Passwords Are (Almost) Universally Garbage
The data is in, and it looks like we should all be thoroughly ashamed of ourselves. Recently, password manager NordPass released a list of 2020's most popular passwords, and even with a global pandemic forcing the majority of our work, social lives, and hell, even human interactions to occur online, it seems most of us could not be bothered to adopt less-than-terrible passwords. Coming in at the top spot? "123456," a password that is both used by 2,543,285 people online and takes less than one second to crack, according to the site. The runner up? The incredibly-creative variation of its predecessor, "123456789" followed by "Picture1," and of course, the quintessential bad password, "password" itself. The rest of the top 25 are not too great either:
1111111 and 000000? Who do we think we are, Kanye West circa his 2018 breakdown? Iloveyou? Try I loathe you, bad password. Omgpop? More like OMG, stop. Come on, people, we're better than this.
Now, I know what some of you are thinking -- "'123456'? 'password?' Carly, I know how basic internet password protection works. There's no way MY password could be as bad as ANY of those. Well, Hackerman, I have some bad news. Pop culture terms like "naruto" and "Pokemon" also made the list.
"Last year, the password 'onedirection' came 184th on the list. This year, it didn't make it at all," NordPass spokesperson, Patricia Cerniauskaite, explained to Motherboard. "This could be because the group has lost its popularity, as they are pursuing solo careers, or it could also be that their fans are becoming more cyber-conscious. However, 'pokemon' has become a much more popular password, as well as 'blink182' -- we could speculate that their popularity is rising."
Sorry, Harry Styles! However, it might be best to steer clear of these types of passwords altogether, according to Morgan Slain, CEO of SplashData. "Additionally, Slain points out that attackers are quick to use common pop culture terms to break into accounts online, in case you thought you were the only Star Wars fan," Vice's tech vertical reported back in 2017.

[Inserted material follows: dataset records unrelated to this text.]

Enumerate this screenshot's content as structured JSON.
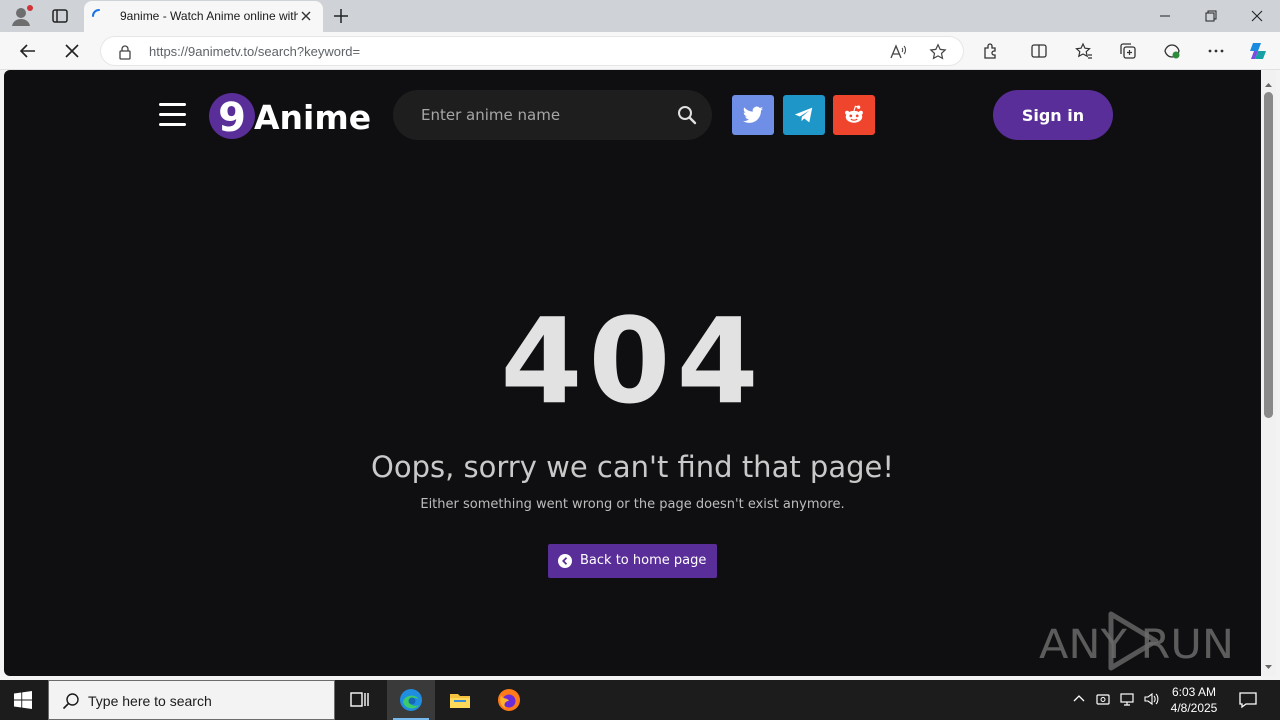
{
  "browser": {
    "tab": {
      "title": "9anime - Watch Anime online with"
    },
    "address": {
      "url_host": "https://9animetv.to",
      "url_path": "/search?keyword="
    }
  },
  "site": {
    "logo_text": "Anime",
    "logo_number": "9",
    "search": {
      "placeholder": "Enter anime name"
    },
    "socials": [
      {
        "name": "twitter",
        "color": "#6f8ee5"
      },
      {
        "name": "telegram",
        "color": "#1e96c8"
      },
      {
        "name": "reddit",
        "color": "#f0452d"
      }
    ],
    "signin_label": "Sign in",
    "accent_color": "#5a2e98"
  },
  "error": {
    "code": "404",
    "title": "Oops, sorry we can't find that page!",
    "subtitle": "Either something went wrong or the page doesn't exist anymore.",
    "home_button": "Back to home page"
  },
  "watermark": {
    "text": "ANY RUN"
  },
  "taskbar": {
    "search_placeholder": "Type here to search",
    "time": "6:03 AM",
    "date": "4/8/2025"
  }
}
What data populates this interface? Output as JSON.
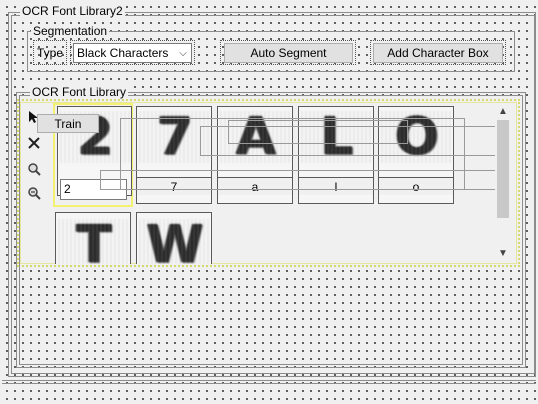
{
  "window": {
    "title": "OCR Font Library2"
  },
  "segmentation": {
    "title": "Segmentation",
    "type_label": "Type",
    "type_value": "Black Characters",
    "auto_segment_label": "Auto Segment",
    "add_box_label": "Add Character Box"
  },
  "library": {
    "title": "OCR Font Library",
    "train_label": "Train",
    "selected_input_value": "2",
    "characters": [
      {
        "glyph": "2",
        "label": "2"
      },
      {
        "glyph": "7",
        "label": "7"
      },
      {
        "glyph": "A",
        "label": "a"
      },
      {
        "glyph": "L",
        "label": "l"
      },
      {
        "glyph": "O",
        "label": "o"
      },
      {
        "glyph": "T",
        "label": ""
      },
      {
        "glyph": "W",
        "label": ""
      }
    ]
  },
  "icons": {
    "scroll_up": "▲",
    "scroll_down": "▼",
    "select_chevron": "⌵"
  }
}
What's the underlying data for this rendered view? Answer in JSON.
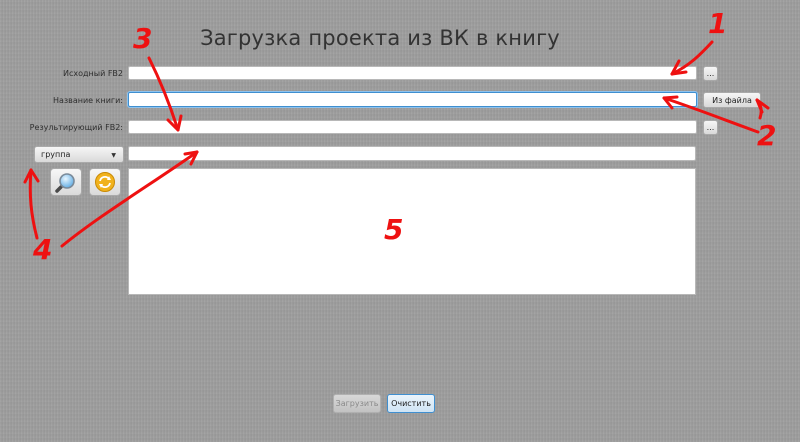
{
  "window": {
    "title": "Загрузка проекта из ВК в книгу"
  },
  "form": {
    "source_fb2": {
      "label": "Исходный FB2",
      "value": "",
      "browse_label": "..."
    },
    "book_name": {
      "label": "Название книги:",
      "value": "",
      "from_file_label": "Из файла"
    },
    "result_fb2": {
      "label": "Результирующий FB2:",
      "value": "",
      "browse_label": "..."
    },
    "source_type": {
      "selected": "группа"
    },
    "group_input": {
      "value": ""
    },
    "search_button": {
      "icon": "magnifier-icon"
    },
    "refresh_button": {
      "icon": "refresh-icon"
    }
  },
  "log_area": {
    "value": ""
  },
  "footer": {
    "load_label": "Загрузить",
    "load_enabled": false,
    "clear_label": "Очистить"
  },
  "annotations": {
    "n1": "1",
    "n2": "2",
    "n3": "3",
    "n4": "4",
    "n5": "5",
    "color": "#ee1111"
  }
}
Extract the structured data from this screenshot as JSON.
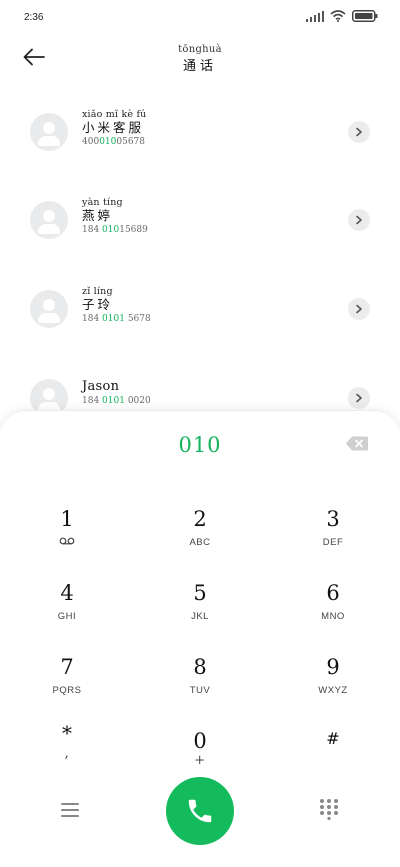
{
  "status": {
    "time": "2:36"
  },
  "header": {
    "title_pinyin": "tōnghuà",
    "title": "通话"
  },
  "results": [
    {
      "name_pinyin": "xiǎo mǐ  kè  fú",
      "name": "小米客服",
      "number_pre": "400",
      "number_hl": "010",
      "number_post": "05678"
    },
    {
      "name_pinyin": "yàn tíng",
      "name": "燕婷",
      "number_pre": "184 ",
      "number_hl": "010",
      "number_post": "15689"
    },
    {
      "name_pinyin": "zǐ  líng",
      "name": "子玲",
      "number_pre": "184 ",
      "number_hl": "0101",
      "number_post": " 5678"
    },
    {
      "name_latin": "Jason",
      "number_pre": "184 ",
      "number_hl": "0101",
      "number_post": " 0020"
    }
  ],
  "dialpad": {
    "input": "010",
    "keys": [
      {
        "digit": "1",
        "letters": ""
      },
      {
        "digit": "2",
        "letters": "ABC"
      },
      {
        "digit": "3",
        "letters": "DEF"
      },
      {
        "digit": "4",
        "letters": "GHI"
      },
      {
        "digit": "5",
        "letters": "JKL"
      },
      {
        "digit": "6",
        "letters": "MNO"
      },
      {
        "digit": "7",
        "letters": "PQRS"
      },
      {
        "digit": "8",
        "letters": "TUV"
      },
      {
        "digit": "9",
        "letters": "WXYZ"
      },
      {
        "digit": "*",
        "letters": ","
      },
      {
        "digit": "0",
        "letters": "+"
      },
      {
        "digit": "#",
        "letters": ""
      }
    ]
  },
  "icons": {
    "back": "arrow-left-icon",
    "chevron": "chevron-right-icon",
    "backspace": "backspace-icon",
    "voicemail": "voicemail-icon",
    "menu": "menu-icon",
    "call": "phone-icon",
    "grid": "dialpad-grid-icon"
  },
  "colors": {
    "accent": "#13b35a",
    "call_button": "#14bb5c"
  }
}
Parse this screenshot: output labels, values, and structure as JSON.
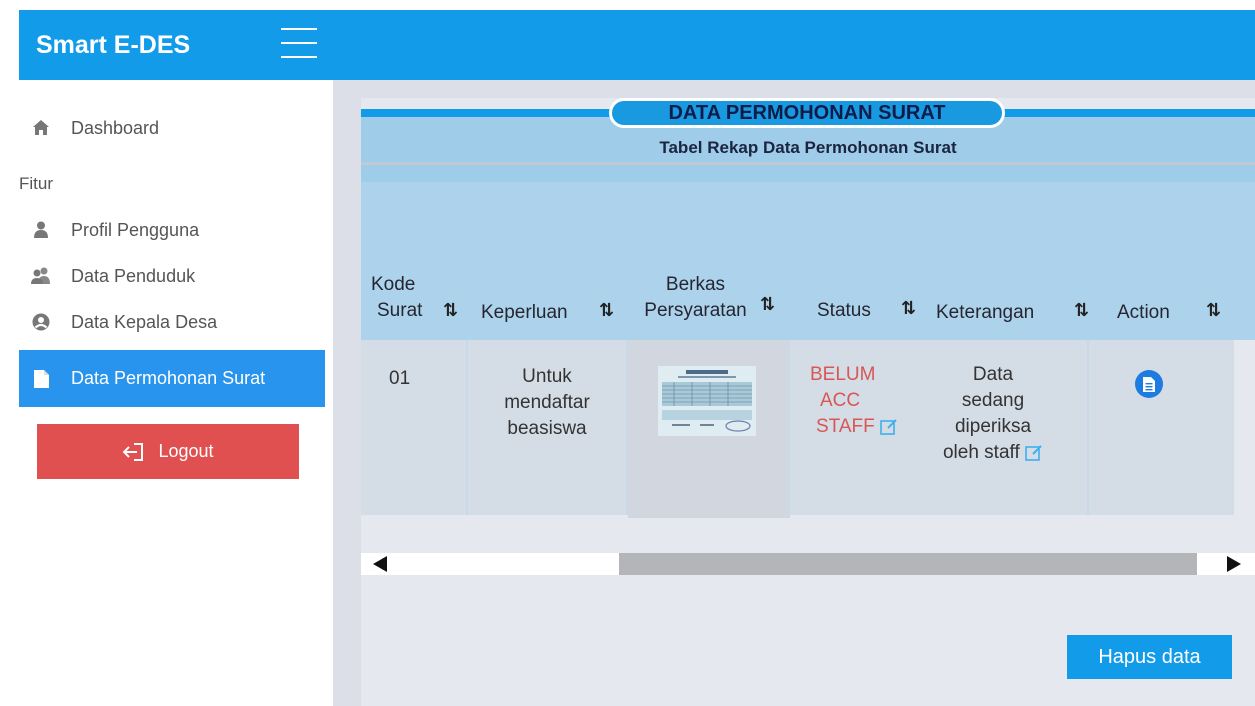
{
  "app": {
    "title": "Smart E-DES"
  },
  "sidebar": {
    "section_label": "Fitur",
    "items": [
      {
        "label": "Dashboard",
        "icon": "home-icon"
      },
      {
        "label": "Profil Pengguna",
        "icon": "user-icon"
      },
      {
        "label": "Data  Penduduk",
        "icon": "users-icon"
      },
      {
        "label": "Data Kepala Desa",
        "icon": "user-circle-icon"
      },
      {
        "label": "Data Permohonan Surat",
        "icon": "file-icon",
        "active": true
      }
    ],
    "logout_label": "Logout"
  },
  "panel": {
    "title": "DATA PERMOHONAN SURAT",
    "subtitle": "Tabel Rekap Data Permohonan Surat"
  },
  "table": {
    "headers": {
      "kode_line1": "Kode",
      "kode_line2": "Surat",
      "keperluan": "Keperluan",
      "berkas_line1": "Berkas",
      "berkas_line2": "Persyaratan",
      "status": "Status",
      "keterangan": "Keterangan",
      "action": "Action"
    },
    "sort_icon": "⇅",
    "rows": [
      {
        "kode": "01",
        "keperluan_lines": [
          "Untuk",
          "mendaftar",
          "beasiswa"
        ],
        "berkas": "kartu-keluarga-thumbnail",
        "status_lines": [
          "BELUM",
          "ACC",
          "STAFF"
        ],
        "keterangan_lines": [
          "Data",
          "sedang",
          "diperiksa",
          "oleh staff"
        ]
      }
    ]
  },
  "actions": {
    "delete_label": "Hapus data"
  },
  "colors": {
    "primary": "#129be8",
    "active_nav": "#2894ee",
    "logout": "#e05050",
    "status_pending": "#d85656"
  }
}
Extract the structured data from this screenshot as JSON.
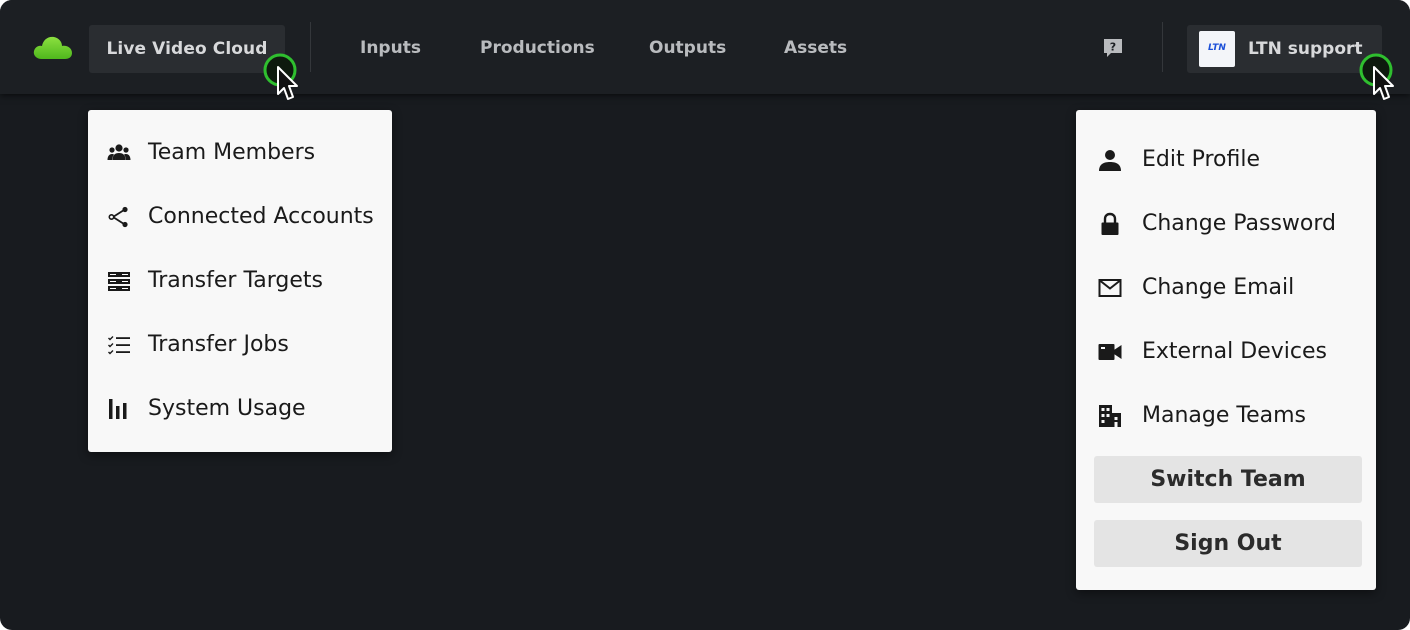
{
  "app": {
    "workspace_label": "Live Video Cloud"
  },
  "nav": {
    "items": [
      {
        "label": "Inputs"
      },
      {
        "label": "Productions"
      },
      {
        "label": "Outputs"
      },
      {
        "label": "Assets"
      }
    ]
  },
  "header": {
    "help_icon": "help-chat-icon",
    "user": {
      "name": "LTN support",
      "avatar_text": "LTN"
    }
  },
  "workspace_menu": {
    "items": [
      {
        "label": "Team Members",
        "icon": "people-icon"
      },
      {
        "label": "Connected Accounts",
        "icon": "share-nodes-icon"
      },
      {
        "label": "Transfer Targets",
        "icon": "server-stack-icon"
      },
      {
        "label": "Transfer Jobs",
        "icon": "checklist-icon"
      },
      {
        "label": "System Usage",
        "icon": "bar-chart-icon"
      }
    ]
  },
  "user_menu": {
    "items": [
      {
        "label": "Edit Profile",
        "icon": "person-icon"
      },
      {
        "label": "Change Password",
        "icon": "lock-icon"
      },
      {
        "label": "Change Email",
        "icon": "envelope-icon"
      },
      {
        "label": "External Devices",
        "icon": "video-camera-icon"
      },
      {
        "label": "Manage Teams",
        "icon": "building-icon"
      }
    ],
    "switch_team_label": "Switch Team",
    "sign_out_label": "Sign Out"
  },
  "colors": {
    "brand_green": "#6fd12b",
    "cursor_ring": "#2fbf2f",
    "background": "#181b1f",
    "menu_bg": "#f8f8f8"
  }
}
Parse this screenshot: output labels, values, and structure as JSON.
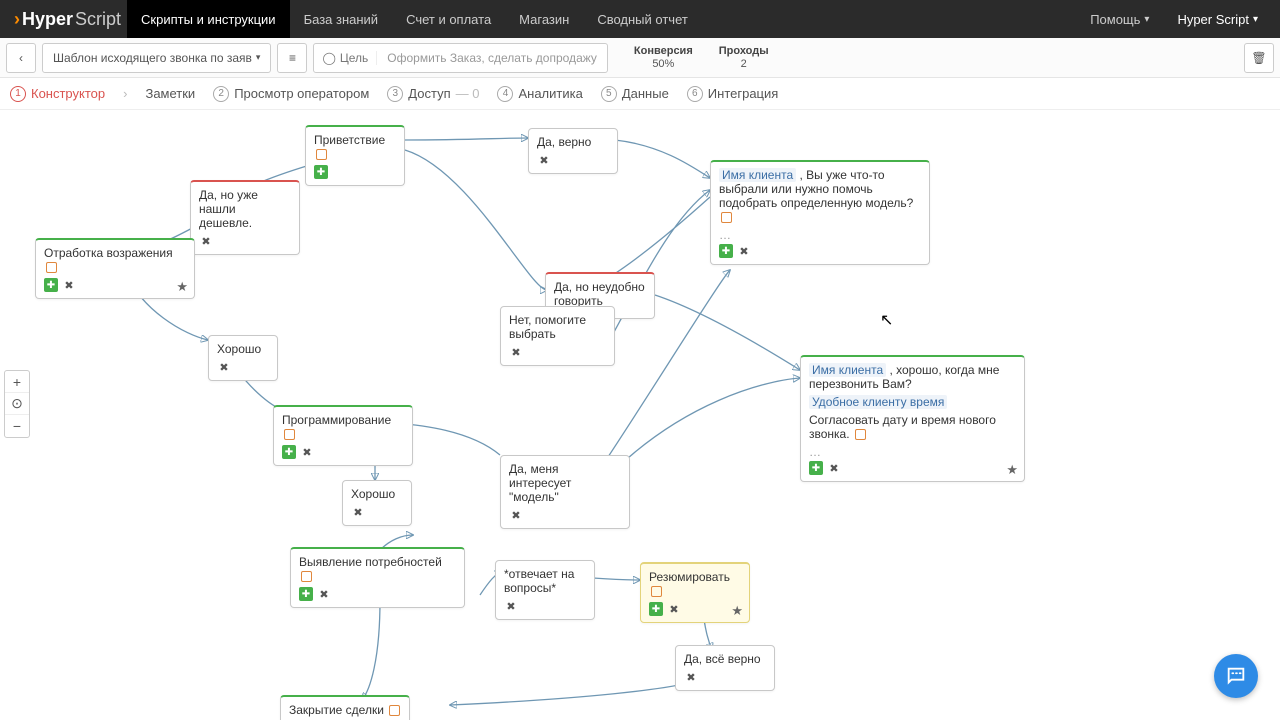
{
  "brand": {
    "pre": "Hyper",
    "post": "Script"
  },
  "nav": {
    "items": [
      {
        "label": "Скрипты и инструкции",
        "active": true
      },
      {
        "label": "База знаний"
      },
      {
        "label": "Счет и оплата"
      },
      {
        "label": "Магазин"
      },
      {
        "label": "Сводный отчет"
      }
    ],
    "help": "Помощь",
    "user": "Hyper Script"
  },
  "toolbar": {
    "back": "‹",
    "template": "Шаблон исходящего звонка по заяв",
    "goal_label": "Цель",
    "goal_text": "Оформить Заказ, сделать допродажу",
    "metrics": [
      {
        "label": "Конверсия",
        "value": "50%"
      },
      {
        "label": "Проходы",
        "value": "2"
      }
    ]
  },
  "subtabs": {
    "items": [
      {
        "n": "1",
        "label": "Конструктор",
        "active": true
      },
      {
        "label": "Заметки",
        "plain": true
      },
      {
        "n": "2",
        "label": "Просмотр оператором"
      },
      {
        "n": "3",
        "label": "Доступ",
        "suffix": "— 0"
      },
      {
        "n": "4",
        "label": "Аналитика"
      },
      {
        "n": "5",
        "label": "Данные"
      },
      {
        "n": "6",
        "label": "Интеграция"
      }
    ]
  },
  "nodes": {
    "greet": {
      "label": "Приветствие"
    },
    "yes_true": {
      "label": "Да, верно"
    },
    "cheaper": {
      "label": "Да, но уже нашли\nдешевле."
    },
    "objection": {
      "label": "Отработка возражения"
    },
    "ok1": {
      "label": "Хорошо"
    },
    "busy": {
      "label": "Да, но неудобно\nговорить"
    },
    "help_pick": {
      "label": "Нет, помогите\nвыбрать"
    },
    "client_q": {
      "var": "Имя клиента",
      "tail": " , Вы уже что-то выбрали или нужно помочь подобрать определенную модель?"
    },
    "callback": {
      "var": "Имя клиента",
      "line1": " , хорошо, когда мне перезвонить Вам?",
      "var2": "Удобное клиенту время",
      "red": "Согласовать дату и время нового звонка."
    },
    "prog": {
      "label": "Программирование"
    },
    "ok2": {
      "label": "Хорошо"
    },
    "model": {
      "label": "Да, меня интересует\n\"модель\""
    },
    "needs": {
      "label": "Выявление потребностей"
    },
    "answers": {
      "label": "*отвечает на\nвопросы*"
    },
    "resume": {
      "label": "Резюмировать"
    },
    "all_ok": {
      "label": "Да, всё верно"
    },
    "close": {
      "label": "Закрытие сделки"
    }
  },
  "zoom": {
    "plus": "+",
    "dot": "⊙",
    "minus": "−"
  }
}
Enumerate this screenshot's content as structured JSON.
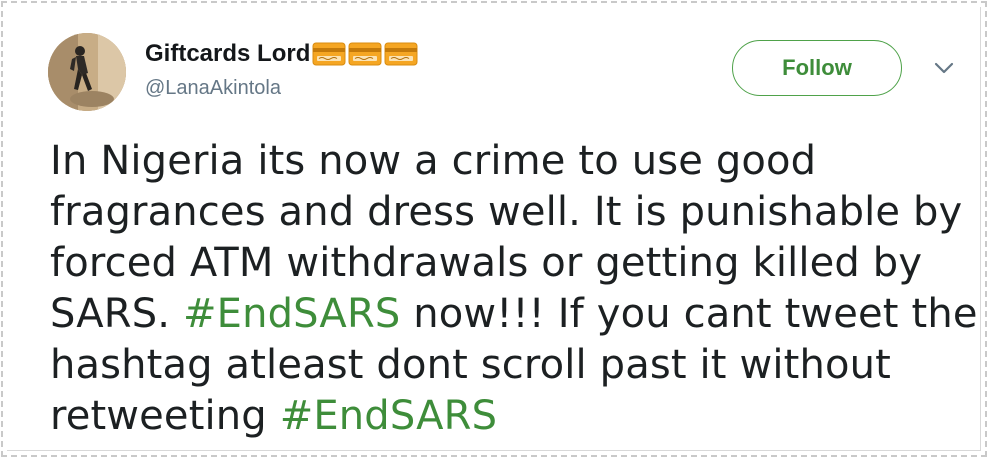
{
  "user": {
    "display_name": "Giftcards Lord",
    "name_emoji": [
      "credit-card-icon",
      "credit-card-icon",
      "credit-card-icon"
    ],
    "handle": "@LanaAkintola",
    "avatar_icon": "profile-photo"
  },
  "actions": {
    "follow_label": "Follow",
    "more_icon": "chevron-down-icon"
  },
  "tweet": {
    "lines": [
      {
        "text": "In Nigeria its now a crime to use good"
      },
      {
        "text": "fragrances and dress well. It is punishable by"
      },
      {
        "text": "forced ATM withdrawals or getting killed by"
      },
      {
        "pre": "SARS. ",
        "hashtag": "#EndSARS",
        "post": " now!!! If you cant tweet the"
      },
      {
        "text": "hashtag atleast dont scroll past it without"
      },
      {
        "pre": "retweeting ",
        "hashtag": "#EndSARS",
        "post": ""
      }
    ]
  },
  "colors": {
    "accent": "#3e8d3a",
    "text": "#1c2022",
    "muted": "#657786",
    "card": "#f5a623"
  }
}
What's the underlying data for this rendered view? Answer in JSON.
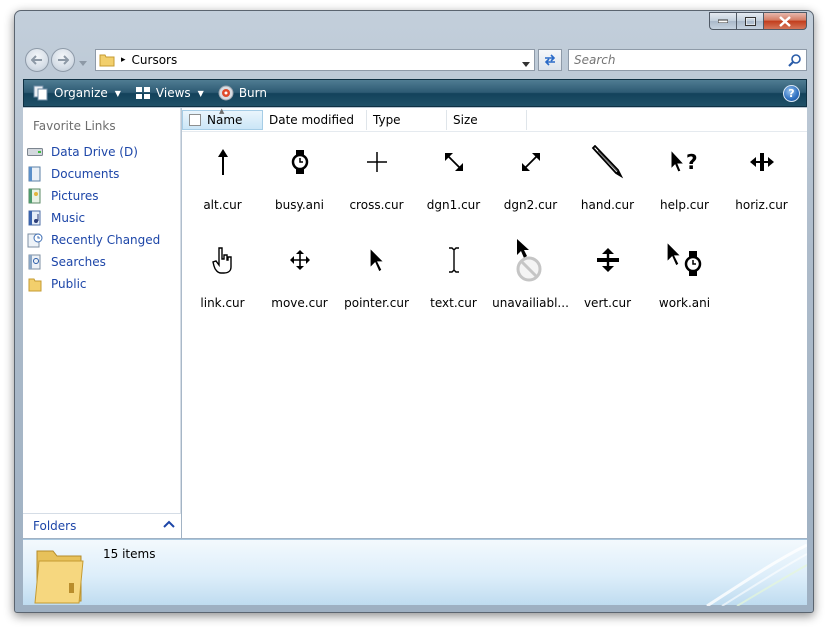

So how exactly can one effectively secure their accounts, according to NordPass? Avoid using adjacent keyboard combinations, repeating characters, and anything relating to personal information, like names and birthdays. Use different passwords for different accounts and make them as long as possible -- 12 characters minimum, if possible, and swap them every 90 days. Vice also suggests using multi-factor authentication and a healthy mix of caps and unique characters.
In short, your current password is probably bad, and you should feel bad. Now change your logins to something even Mr. Robot himself would struggle to crack. You can do this.